Among the fastest-growing providers was flexPATH Strategies, which saw its target-date assets expand by 32 percent in 2024 to reach $52 billion. The firm launched four new target-date series during the year, including the RetirePilot American Funds series, which finished 2024 with $478 million in assets.

Income-oriented TDFs gain traction

One of the most notable developments in 2024 was the rise of income-oriented target-date funds, which incorporate post-retirement income features such as annuities. A total of 12 target-date series now offer these options, with four launching last year.
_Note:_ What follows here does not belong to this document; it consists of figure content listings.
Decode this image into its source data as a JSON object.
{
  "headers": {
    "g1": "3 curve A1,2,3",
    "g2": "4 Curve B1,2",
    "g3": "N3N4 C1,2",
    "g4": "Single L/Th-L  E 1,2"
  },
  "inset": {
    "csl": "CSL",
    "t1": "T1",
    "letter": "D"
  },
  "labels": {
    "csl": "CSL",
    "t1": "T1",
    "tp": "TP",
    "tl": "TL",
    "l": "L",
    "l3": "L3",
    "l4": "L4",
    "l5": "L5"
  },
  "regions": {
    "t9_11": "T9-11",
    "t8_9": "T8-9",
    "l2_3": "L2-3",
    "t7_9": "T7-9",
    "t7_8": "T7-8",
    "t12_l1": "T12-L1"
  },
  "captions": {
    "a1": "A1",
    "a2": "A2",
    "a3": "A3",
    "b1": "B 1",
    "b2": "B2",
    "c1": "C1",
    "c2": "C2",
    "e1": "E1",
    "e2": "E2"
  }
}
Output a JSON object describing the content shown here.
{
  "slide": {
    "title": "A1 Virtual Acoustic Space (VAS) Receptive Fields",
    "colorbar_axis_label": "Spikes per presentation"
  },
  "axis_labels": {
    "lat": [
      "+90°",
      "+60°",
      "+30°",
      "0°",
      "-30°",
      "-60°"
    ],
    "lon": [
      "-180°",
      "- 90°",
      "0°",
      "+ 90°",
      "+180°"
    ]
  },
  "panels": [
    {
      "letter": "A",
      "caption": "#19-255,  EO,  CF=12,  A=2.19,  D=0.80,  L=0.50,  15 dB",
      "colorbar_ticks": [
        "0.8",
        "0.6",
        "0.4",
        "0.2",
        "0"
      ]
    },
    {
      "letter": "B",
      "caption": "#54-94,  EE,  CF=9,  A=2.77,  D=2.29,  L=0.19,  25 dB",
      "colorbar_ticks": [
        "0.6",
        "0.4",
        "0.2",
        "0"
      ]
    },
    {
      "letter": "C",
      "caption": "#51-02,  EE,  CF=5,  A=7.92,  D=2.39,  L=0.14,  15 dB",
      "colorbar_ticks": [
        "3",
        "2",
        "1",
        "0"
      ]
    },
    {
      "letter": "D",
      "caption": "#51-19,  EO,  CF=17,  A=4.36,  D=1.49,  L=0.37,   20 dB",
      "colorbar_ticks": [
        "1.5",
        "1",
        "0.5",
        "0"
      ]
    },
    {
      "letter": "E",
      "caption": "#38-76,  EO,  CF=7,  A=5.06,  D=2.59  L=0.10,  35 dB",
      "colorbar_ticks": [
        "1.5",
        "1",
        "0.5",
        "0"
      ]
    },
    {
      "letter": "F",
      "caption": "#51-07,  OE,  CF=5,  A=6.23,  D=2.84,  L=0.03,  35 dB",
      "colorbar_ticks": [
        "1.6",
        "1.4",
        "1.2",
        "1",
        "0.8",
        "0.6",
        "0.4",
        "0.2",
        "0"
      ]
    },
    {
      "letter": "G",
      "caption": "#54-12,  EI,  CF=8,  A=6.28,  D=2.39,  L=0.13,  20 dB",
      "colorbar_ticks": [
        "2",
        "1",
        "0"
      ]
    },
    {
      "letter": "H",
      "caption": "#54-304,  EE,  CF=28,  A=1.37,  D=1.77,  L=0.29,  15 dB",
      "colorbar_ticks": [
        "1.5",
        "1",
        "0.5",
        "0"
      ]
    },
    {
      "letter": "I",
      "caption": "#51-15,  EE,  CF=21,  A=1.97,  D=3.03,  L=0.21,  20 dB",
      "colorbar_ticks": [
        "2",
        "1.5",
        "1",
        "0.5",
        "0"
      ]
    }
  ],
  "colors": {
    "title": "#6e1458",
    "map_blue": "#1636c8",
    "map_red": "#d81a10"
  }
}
BlackRock’s LifePath Paycheck solution, an annuity-blended offering which it introduced last April, quickly gained traction to end the year with $16.4 billion in assets. The strong demand made it the 27th largest target-date series among the 150 tracked by Sway Research.

“Income-focused target-date funds are gaining attention as investors seek solutions for generating reliable income in retirement,” the report noted. “BlackRock’s LifePath Paycheck had a particularly strong debut, highlighting growing demand for these products.”

Several insurance providers play a key role in offering underlying income guarantees for these funds. Lincoln, TIAA, and Nationwide each support multiple series, while BlackRock’s LifePath Paycheck investors receive income guarantees from Equitable Financial and Brighthouse Financial, according to Sway's report.

In total, income-focused target-date funds held $22 billion in assets at the start of 2025.

Declining fees continue to shape the market

The report also highlighted continued fee compression across target-date products. Asset-weighted expense ratios for actively managed mutual fund target-date series declined to 53.3 basis points in 2024, down from 54.9 basis points a year earlier. Hybrid strategies saw a slight decrease from 39.9 to 39.1 basis points, while passive target-date funds recorded a marginal decline from 8.9 to 8.7 basis points.

Over the past five years, Sway Research said expense ratios have dropped across all target-date categories, reflecting both competitive pressures and investor demand for lower-cost options. The decline in fees has also contributed to the growing appeal of passive target-date funds, which have continued to outpace active strategies in asset growth.